The White House says 26 companies — including big guys like like Apple and Coca-Cola — are participating in SupplierPay. They’re promising to pay the small businesses they hire for parts or services more quickly, ideally within 15 days. That sounds like heaven to small business owner Rexanne Metzger.
Now, she says, “There’s a very few corporations that will pay in 30 days. It’s more like 45 days.”
Metzger is president of Davis Interiors, in Norfolk, Virginia, which makes custom interiors for Navy ships. They’re a supplier for the big defense contractors, but she’s had to take out a line of credit to cover her bills. Even if those companies paid her just a few days faster, she says, it would provide some relief.
“It does help because then we don’t have to pay that interest on our line of credit,” she explains. “Every day that we don’t get paid costs us money.”
Small businesses across the country are feeling the pinch of late payments. Janet Sanders sees it every day. She’s CEO of Incom Direct, which helps small businesses process credit card payments. Sanders says now, her average client needs the day’s charges fast.
“At the end of the day he wants those electronic transactions converted to cash as quickly as possible – put back in his bank account,” she says.
Big companies have been taking longer to pay their small suppliers since the recession.

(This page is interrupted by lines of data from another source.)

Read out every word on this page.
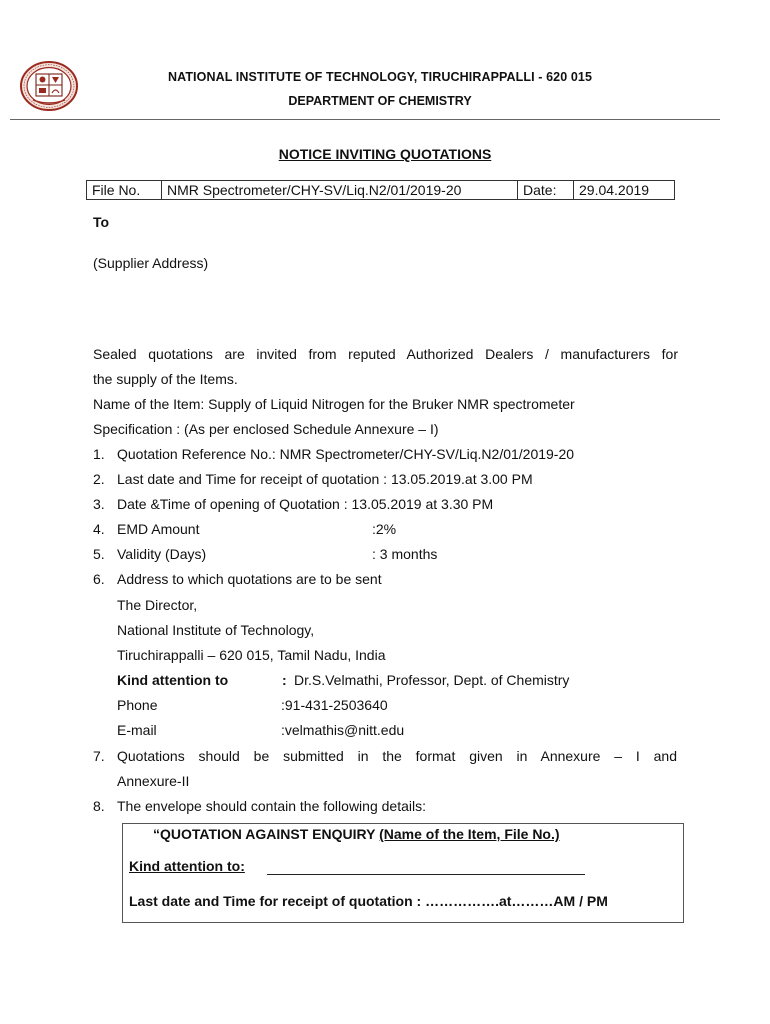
NATIONAL INSTITUTE OF TECHNOLOGY, TIRUCHIRAPPALLI - 620 015
DEPARTMENT OF CHEMISTRY
NOTICE INVITING QUOTATIONS
File No.	NMR Spectrometer/CHY-SV/Liq.N2/01/2019-20	Date:	29.04.2019
To
(Supplier Address)
Sealed quotations are invited from reputed Authorized Dealers / manufacturers for
the supply of the Items.
Name of the Item: Supply of Liquid Nitrogen for the Bruker NMR spectrometer
Specification : (As per enclosed Schedule Annexure – I)
1. Quotation Reference No.: NMR Spectrometer/CHY-SV/Liq.N2/01/2019-20
2. Last date and Time for receipt of quotation : 13.05.2019.at 3.00 PM
3. Date &Time of opening of Quotation : 13.05.2019 at 3.30 PM
4. EMD Amount	:2%
5. Validity (Days)	: 3 months
6. Address to which quotations are to be sent
The Director,
National Institute of Technology,
Tiruchirappalli – 620 015, Tamil Nadu, India
Kind attention to	: Dr.S.Velmathi, Professor, Dept. of Chemistry
Phone	:91-431-2503640
E-mail	:velmathis@nitt.edu
7. Quotations should be submitted in the format given in Annexure – I and
Annexure-II
8. The envelope should contain the following details:
“QUOTATION AGAINST ENQUIRY (Name of the Item, File No.)
Kind attention to:
Last date and Time for receipt of quotation : …………….at………AM / PM
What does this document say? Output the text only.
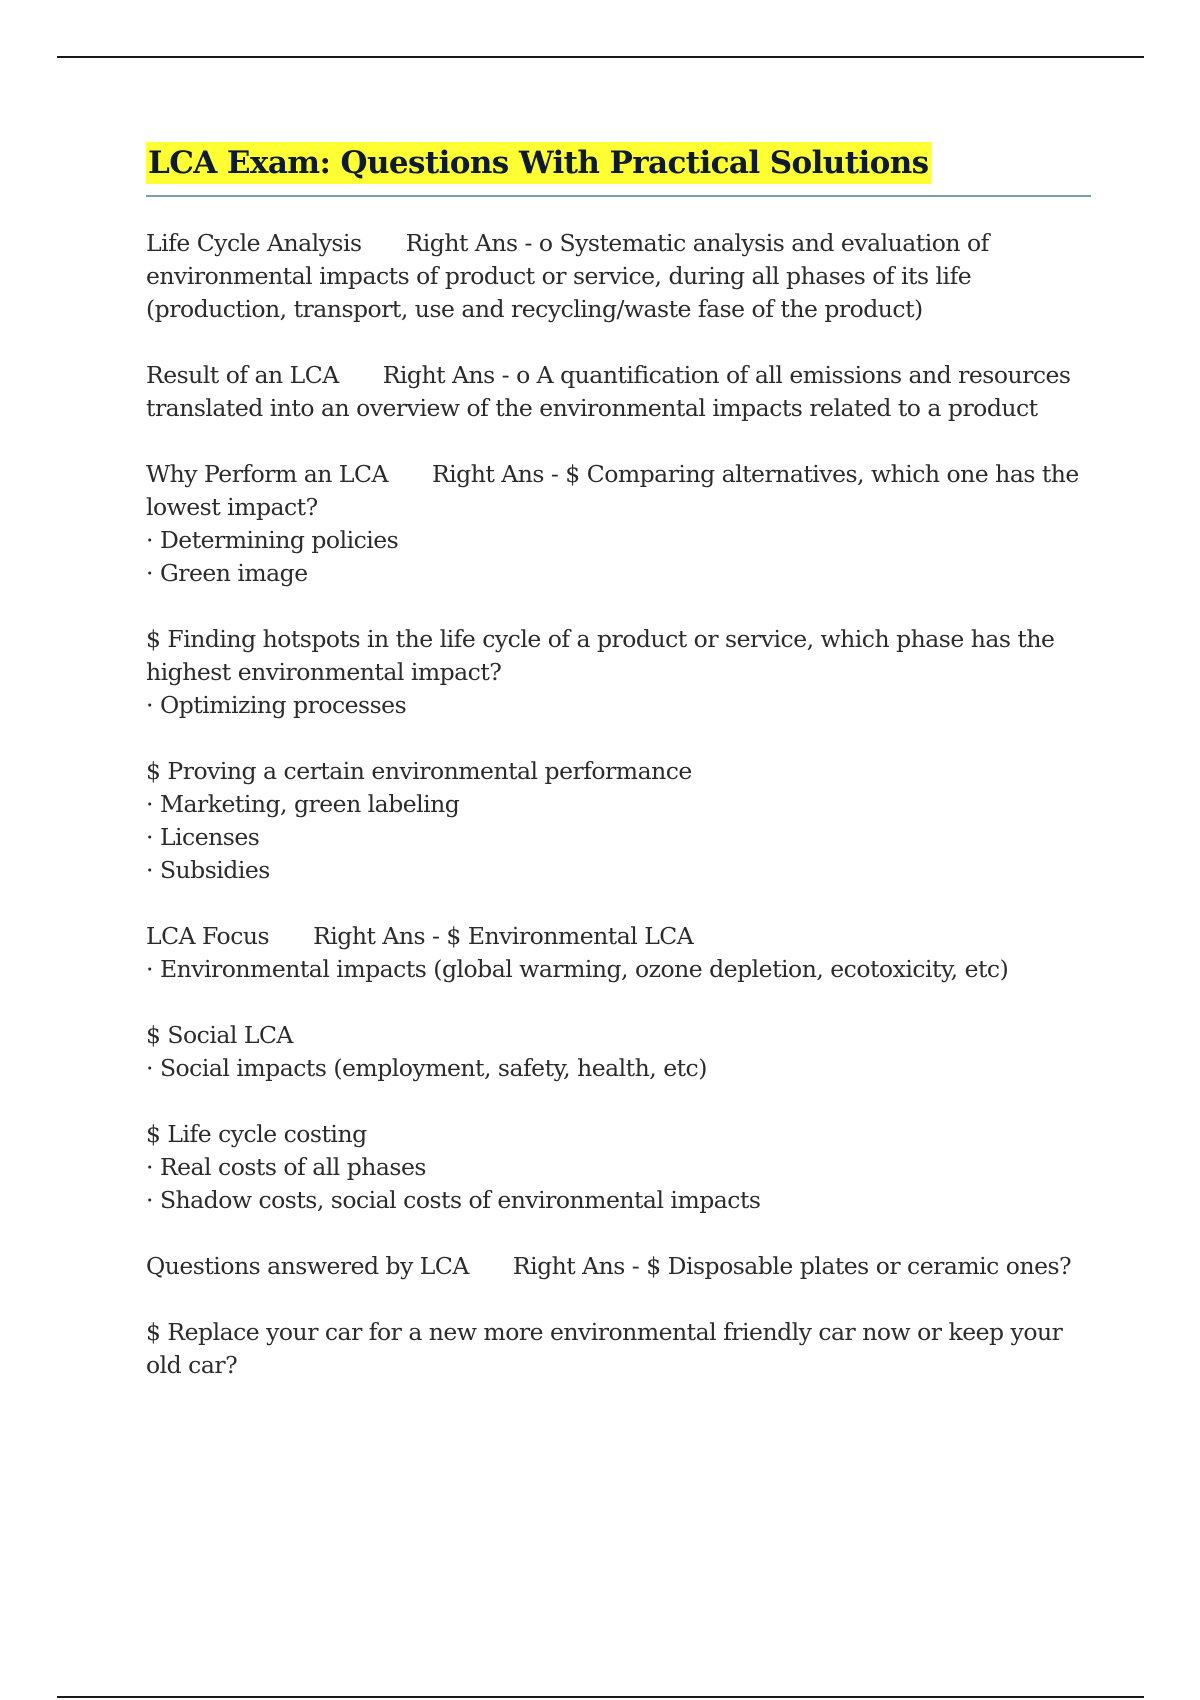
LCA Exam: Questions With Practical Solutions
Life Cycle Analysis Right Ans - o Systematic analysis and evaluation of environmental impacts of product or service, during all phases of its life (production, transport, use and recycling/waste fase of the product)
Result of an LCA Right Ans - o A quantification of all emissions and resources translated into an overview of the environmental impacts related to a product
Why Perform an LCA Right Ans - $ Comparing alternatives, which one has the lowest impact?
· Determining policies
· Green image
$ Finding hotspots in the life cycle of a product or service, which phase has the highest environmental impact?
· Optimizing processes
$ Proving a certain environmental performance
· Marketing, green labeling
· Licenses
· Subsidies
LCA Focus Right Ans - $ Environmental LCA
· Environmental impacts (global warming, ozone depletion, ecotoxicity, etc)
$ Social LCA
· Social impacts (employment, safety, health, etc)
$ Life cycle costing
· Real costs of all phases
· Shadow costs, social costs of environmental impacts
Questions answered by LCA Right Ans - $ Disposable plates or ceramic ones?
$ Replace your car for a new more environmental friendly car now or keep your old car?
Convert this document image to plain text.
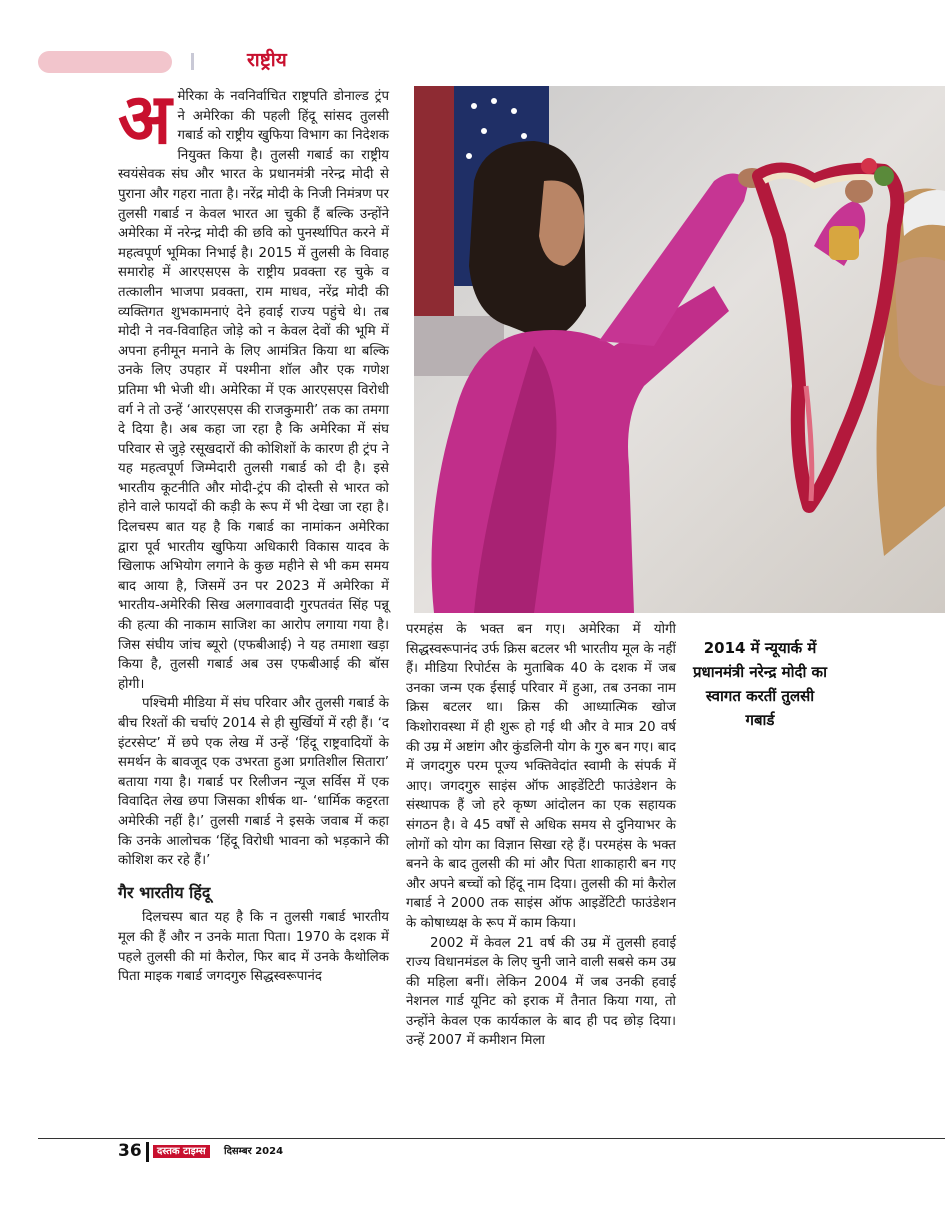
राष्ट्रीय

अमेरिका के नवनिर्वाचित राष्ट्रपति डोनाल्ड ट्रंप ने अमेरिका की पहली हिंदू सांसद तुलसी गबार्ड को राष्ट्रीय खुफिया विभाग का निदेशक नियुक्त किया है। तुलसी गबार्ड का राष्ट्रीय स्वयंसेवक संघ और भारत के प्रधानमंत्री नरेन्द्र मोदी से पुराना और गहरा नाता है। नरेंद्र मोदी के निजी निमंत्रण पर तुलसी गबार्ड न केवल भारत आ चुकी हैं बल्कि उन्होंने अमेरिका में नरेन्द्र मोदी की छवि को पुनर्स्थापित करने में महत्वपूर्ण भूमिका निभाई है। 2015 में तुलसी के विवाह समारोह में आरएसएस के राष्ट्रीय प्रवक्ता रह चुके व तत्कालीन भाजपा प्रवक्ता, राम माधव, नरेंद्र मोदी की व्यक्तिगत शुभकामनाएं देने हवाई राज्य पहुंचे थे। तब मोदी ने नव-विवाहित जोड़े को न केवल देवों की भूमि में अपना हनीमून मनाने के लिए आमंत्रित किया था बल्कि उनके लिए उपहार में पश्मीना शॉल और एक गणेश प्रतिमा भी भेजी थी। अमेरिका में एक आरएसएस विरोधी वर्ग ने तो उन्हें ‘आरएसएस की राजकुमारी’ तक का तमगा दे दिया है। अब कहा जा रहा है कि अमेरिका में संघ परिवार से जुड़े रसूखदारों की कोशिशों के कारण ही ट्रंप ने यह महत्वपूर्ण जिम्मेदारी तुलसी गबार्ड को दी है। इसे भारतीय कूटनीति और मोदी-ट्रंप की दोस्ती से भारत को होने वाले फायदों की कड़ी के रूप में भी देखा जा रहा है। दिलचस्प बात यह है कि गबार्ड का नामांकन अमेरिका द्वारा पूर्व भारतीय खुफिया अधिकारी विकास यादव के खिलाफ अभियोग लगाने के कुछ महीने से भी कम समय बाद आया है, जिसमें उन पर 2023 में अमेरिका में भारतीय-अमेरिकी सिख अलगाववादी गुरपतवंत सिंह पन्नू की हत्या की नाकाम साजिश का आरोप लगाया गया है। जिस संघीय जांच ब्यूरो (एफबीआई) ने यह तमाशा खड़ा किया है, तुलसी गबार्ड अब उस एफबीआई की बॉस होगी।

पश्चिमी मीडिया में संघ परिवार और तुलसी गबार्ड के बीच रिश्तों की चर्चाएं 2014 से ही सुर्खियों में रही हैं। ‘द इंटरसेप्ट’ में छपे एक लेख में उन्हें ‘हिंदू राष्ट्रवादियों के समर्थन के बावजूद एक उभरता हुआ प्रगतिशील सितारा’ बताया गया है। गबार्ड पर रिलीजन न्यूज सर्विस में एक विवादित लेख छपा जिसका शीर्षक था- ‘धार्मिक कट्टरता अमेरिकी नहीं है।’ तुलसी गबार्ड ने इसके जवाब में कहा कि उनके आलोचक ‘हिंदू विरोधी भावना को भड़काने की कोशिश कर रहे हैं।’

गैर भारतीय हिंदू

दिलचस्प बात यह है कि न तुलसी गबार्ड भारतीय मूल की हैं और न उनके माता पिता। 1970 के दशक में पहले तुलसी की मां कैरोल, फिर बाद में उनके कैथोलिक पिता माइक गबार्ड जगदगुरु सिद्धस्वरूपानंद

परमहंस के भक्त बन गए। अमेरिका में योगी सिद्धस्वरूपानंद उर्फ क्रिस बटलर भी भारतीय मूल के नहीं हैं। मीडिया रिपोर्टस के मुताबिक 40 के दशक में जब उनका जन्म एक ईसाई परिवार में हुआ, तब उनका नाम क्रिस बटलर था। क्रिस की आध्यात्मिक खोज किशोरावस्था में ही शुरू हो गई थी और वे मात्र 20 वर्ष की उम्र में अष्टांग और कुंडलिनी योग के गुरु बन गए। बाद में जगदगुरु परम पूज्य भक्तिवेदांत स्वामी के संपर्क में आए। जगदगुरु साइंस ऑफ आइडेंटिटी फाउंडेशन के संस्थापक हैं जो हरे कृष्ण आंदोलन का एक सहायक संगठन है। वे 45 वर्षों से अधिक समय से दुनियाभर के लोगों को योग का विज्ञान सिखा रहे हैं। परमहंस के भक्त बनने के बाद तुलसी की मां और पिता शाकाहारी बन गए और अपने बच्चों को हिंदू नाम दिया। तुलसी की मां कैरोल गबार्ड ने 2000 तक साइंस ऑफ आइडेंटिटी फाउंडेशन के कोषाध्यक्ष के रूप में काम किया।

2002 में केवल 21 वर्ष की उम्र में तुलसी हवाई राज्य विधानमंडल के लिए चुनी जाने वाली सबसे कम उम्र की महिला बनीं। लेकिन 2004 में जब उनकी हवाई नेशनल गार्ड यूनिट को इराक में तैनात किया गया, तो उन्होंने केवल एक कार्यकाल के बाद ही पद छोड़ दिया। उन्हें 2007 में कमीशन मिला

2014 में न्यूयार्क में प्रधानमंत्री नरेन्द्र मोदी का स्वागत करतीं तुलसी गबार्ड
36	दस्तक टाइम्स	दिसम्बर 2024
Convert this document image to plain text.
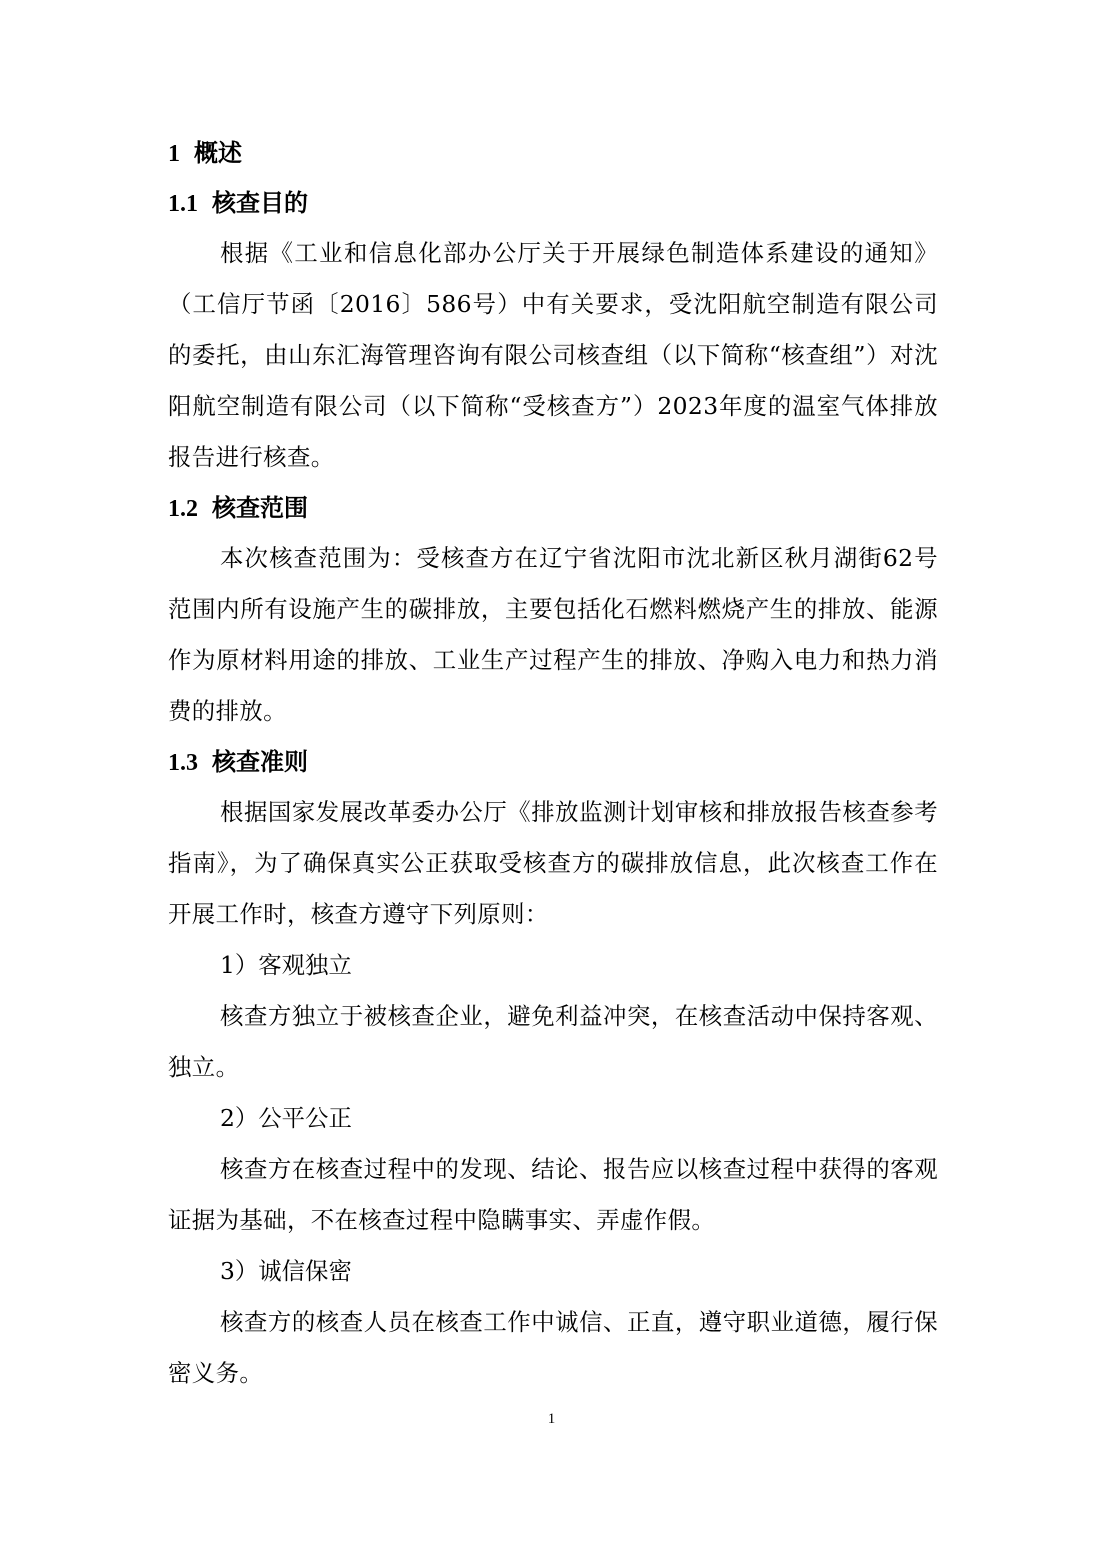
1 概述
1.1 核查目的

根据《工业和信息化部办公厅关于开展绿色制造体系建设的通知》（工信厅节函〔2016〕586号）中有关要求，受沈阳航空制造有限公司的委托，由山东汇海管理咨询有限公司核查组（以下简称“核查组”）对沈阳航空制造有限公司（以下简称“受核查方”）2023年度的温室气体排放报告进行核查。

1.2 核查范围

本次核查范围为：受核查方在辽宁省沈阳市沈北新区秋月湖街62号范围内所有设施产生的碳排放，主要包括化石燃料燃烧产生的排放、能源作为原材料用途的排放、工业生产过程产生的排放、净购入电力和热力消费的排放。

1.3 核查准则

根据国家发展改革委办公厅《排放监测计划审核和排放报告核查参考指南》，为了确保真实公正获取受核查方的碳排放信息，此次核查工作在开展工作时，核查方遵守下列原则：

1）客观独立

核查方独立于被核查企业，避免利益冲突，在核查活动中保持客观、独立。

2）公平公正

核查方在核查过程中的发现、结论、报告应以核查过程中获得的客观证据为基础，不在核查过程中隐瞒事实、弄虚作假。

3）诚信保密

核查方的核查人员在核查工作中诚信、正直，遵守职业道德，履行保密义务。

1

“It’s free money, basically,” says Charles Mulford, who teaches accounting at Georgia Tech.
Mulford says big corporations are taking 35 to 40 days to pay, a few days more than before the economic downturn. He understands why they do it.
“The larger companies can essentially borrow from the smaller companies and not pay interest, in effect, on that money,” he says.
Will the president’s SupplierPay initiative help? Mulford says that’s not clear. But at least it’ll call attention to the problem.